Born in Minneapolis, Minnesota to an African-American mother and Iranian father in 2000, Shahidi began her acting career at just 6 years old when she starred in a number of adverts for well known brands. She starred in her first film at 9 years old alongside Eddie Murphy in the motion picture ‘Imagine That’. Her acting skills were given full opportunity to develop during her time on the hit US TV show ‘Black-ish’, a series that features an affluent black family and whose script writers don’t shy away from addressing issues of racial inequality. So strong was her performance in Black-ish, producers decided to give Shahidi her own spin-off show, ‘Grown-ish’, which follows the character of Zoey Johnson as she navigates college life and the familiar challenges that come with growing up.

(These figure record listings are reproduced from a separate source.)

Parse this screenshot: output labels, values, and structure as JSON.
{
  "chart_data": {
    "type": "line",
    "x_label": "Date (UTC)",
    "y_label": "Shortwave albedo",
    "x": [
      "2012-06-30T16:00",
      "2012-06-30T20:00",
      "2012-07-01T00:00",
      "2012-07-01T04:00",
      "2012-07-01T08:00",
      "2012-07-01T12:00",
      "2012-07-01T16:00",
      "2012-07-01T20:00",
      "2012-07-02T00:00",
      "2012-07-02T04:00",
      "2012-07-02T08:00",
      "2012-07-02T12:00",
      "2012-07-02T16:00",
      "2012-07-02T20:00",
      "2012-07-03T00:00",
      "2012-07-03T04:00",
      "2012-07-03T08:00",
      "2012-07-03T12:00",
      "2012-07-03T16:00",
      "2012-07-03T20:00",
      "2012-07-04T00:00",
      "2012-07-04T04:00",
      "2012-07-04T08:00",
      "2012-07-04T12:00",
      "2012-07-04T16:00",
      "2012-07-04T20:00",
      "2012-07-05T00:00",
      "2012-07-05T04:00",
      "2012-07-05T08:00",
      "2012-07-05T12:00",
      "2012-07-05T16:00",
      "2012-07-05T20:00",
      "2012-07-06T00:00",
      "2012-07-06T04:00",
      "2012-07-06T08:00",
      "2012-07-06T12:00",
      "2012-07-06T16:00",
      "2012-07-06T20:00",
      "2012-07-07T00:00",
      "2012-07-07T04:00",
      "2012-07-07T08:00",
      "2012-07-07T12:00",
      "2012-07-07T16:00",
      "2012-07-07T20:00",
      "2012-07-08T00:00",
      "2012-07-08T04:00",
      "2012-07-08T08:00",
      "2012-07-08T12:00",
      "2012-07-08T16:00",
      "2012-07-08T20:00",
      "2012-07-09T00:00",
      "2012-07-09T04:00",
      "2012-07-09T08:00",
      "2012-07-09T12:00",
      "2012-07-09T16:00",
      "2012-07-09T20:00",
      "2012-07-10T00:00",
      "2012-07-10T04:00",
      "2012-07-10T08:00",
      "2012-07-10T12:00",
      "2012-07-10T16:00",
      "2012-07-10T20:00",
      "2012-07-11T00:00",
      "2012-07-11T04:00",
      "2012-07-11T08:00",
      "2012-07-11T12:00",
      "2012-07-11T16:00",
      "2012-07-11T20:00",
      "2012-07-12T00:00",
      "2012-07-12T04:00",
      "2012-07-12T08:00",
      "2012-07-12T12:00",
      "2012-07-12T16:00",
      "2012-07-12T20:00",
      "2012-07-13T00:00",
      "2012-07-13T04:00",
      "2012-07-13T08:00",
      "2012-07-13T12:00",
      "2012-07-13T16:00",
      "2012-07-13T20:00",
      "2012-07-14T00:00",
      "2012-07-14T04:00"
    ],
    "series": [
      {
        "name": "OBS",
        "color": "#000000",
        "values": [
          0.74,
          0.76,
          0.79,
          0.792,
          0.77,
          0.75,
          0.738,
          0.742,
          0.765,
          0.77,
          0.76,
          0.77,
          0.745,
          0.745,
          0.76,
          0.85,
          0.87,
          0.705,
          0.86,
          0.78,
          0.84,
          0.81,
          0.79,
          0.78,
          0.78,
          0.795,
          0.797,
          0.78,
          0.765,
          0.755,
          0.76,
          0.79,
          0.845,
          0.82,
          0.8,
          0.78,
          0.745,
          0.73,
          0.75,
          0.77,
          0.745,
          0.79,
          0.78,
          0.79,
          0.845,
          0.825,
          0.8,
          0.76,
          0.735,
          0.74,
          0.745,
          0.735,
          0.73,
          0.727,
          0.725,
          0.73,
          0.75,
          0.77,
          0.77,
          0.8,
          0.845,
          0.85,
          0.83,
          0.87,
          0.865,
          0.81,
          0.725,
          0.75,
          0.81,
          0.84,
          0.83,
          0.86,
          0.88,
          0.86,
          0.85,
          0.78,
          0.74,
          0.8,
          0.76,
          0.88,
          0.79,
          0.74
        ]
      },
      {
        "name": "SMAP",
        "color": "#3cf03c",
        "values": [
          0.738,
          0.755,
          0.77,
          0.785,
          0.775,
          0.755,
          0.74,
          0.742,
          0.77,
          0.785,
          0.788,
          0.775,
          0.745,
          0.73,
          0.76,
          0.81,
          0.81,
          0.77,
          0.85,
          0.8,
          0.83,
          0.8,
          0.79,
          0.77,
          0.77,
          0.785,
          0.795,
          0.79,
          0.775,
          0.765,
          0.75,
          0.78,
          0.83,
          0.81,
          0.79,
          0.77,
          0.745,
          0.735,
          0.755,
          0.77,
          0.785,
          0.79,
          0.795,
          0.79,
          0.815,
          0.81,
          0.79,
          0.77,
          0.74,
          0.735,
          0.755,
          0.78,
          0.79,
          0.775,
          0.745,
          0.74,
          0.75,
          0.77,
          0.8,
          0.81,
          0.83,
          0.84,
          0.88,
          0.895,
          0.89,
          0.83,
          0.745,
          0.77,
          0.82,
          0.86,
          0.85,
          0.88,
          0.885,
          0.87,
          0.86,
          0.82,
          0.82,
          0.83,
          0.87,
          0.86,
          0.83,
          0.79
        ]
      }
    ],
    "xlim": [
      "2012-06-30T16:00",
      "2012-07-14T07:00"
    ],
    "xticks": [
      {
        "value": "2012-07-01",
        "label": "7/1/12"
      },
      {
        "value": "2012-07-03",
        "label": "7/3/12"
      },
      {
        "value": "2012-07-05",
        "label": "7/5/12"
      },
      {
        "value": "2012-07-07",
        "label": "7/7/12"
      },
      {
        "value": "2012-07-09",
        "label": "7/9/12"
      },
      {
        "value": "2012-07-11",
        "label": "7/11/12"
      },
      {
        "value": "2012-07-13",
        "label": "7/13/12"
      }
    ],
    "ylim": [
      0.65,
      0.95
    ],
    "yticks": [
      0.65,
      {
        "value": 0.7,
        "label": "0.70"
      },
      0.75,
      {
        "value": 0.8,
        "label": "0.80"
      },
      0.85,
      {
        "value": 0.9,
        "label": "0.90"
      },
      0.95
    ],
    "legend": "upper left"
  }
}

In 2016, she signed with New York’s Women Management modeling agency, in hopes of providing a platform to see more women of colour in diverse roles. Shahidi has the brains to match her beauty and in 2018 she started at Harvard University with a letter of recommendation from former first lady Michelle Obama; she is majoring in Sociology and African American Studies. As if that wasn’t enough, in 2020 Yara launched her own production company called 7th Sun and has already signed a deal with ABC to produce shows.
With her fame and celebrity as a platform, Shahidi is using her voice to improve the lives of young people. She founded Eighteen x 18 to encourage young people to vote in the 2018 midterm US elections. She went on to partner with the Young Women’s Leadership Network (YWLN) of New York, which provides online mentorship in an effort to end poverty through education. Shahidi is outspoken on many issues including race, feminism and political activism. Characteristic of the generation born between 1997 and 2015 (known as Gen Z) Shahidi’s activism is intersectional and inclusive, she states: “To be a girl is to be a universe of sorts. It’s to be ever expansive. It’s known that our femalehood, our womanness, is not even defined by our bodies, but by our commitment to one another, by our intersections, by the identities that lay over all of it. And we also understand that when we wake up we can’t choose what identity we wear, it chooses us”. Shahidi continues to demonstrate her activism by keeping close ties with Non-Governmental Organisations such as Girls for Gender Equity and the Third Wave Fund.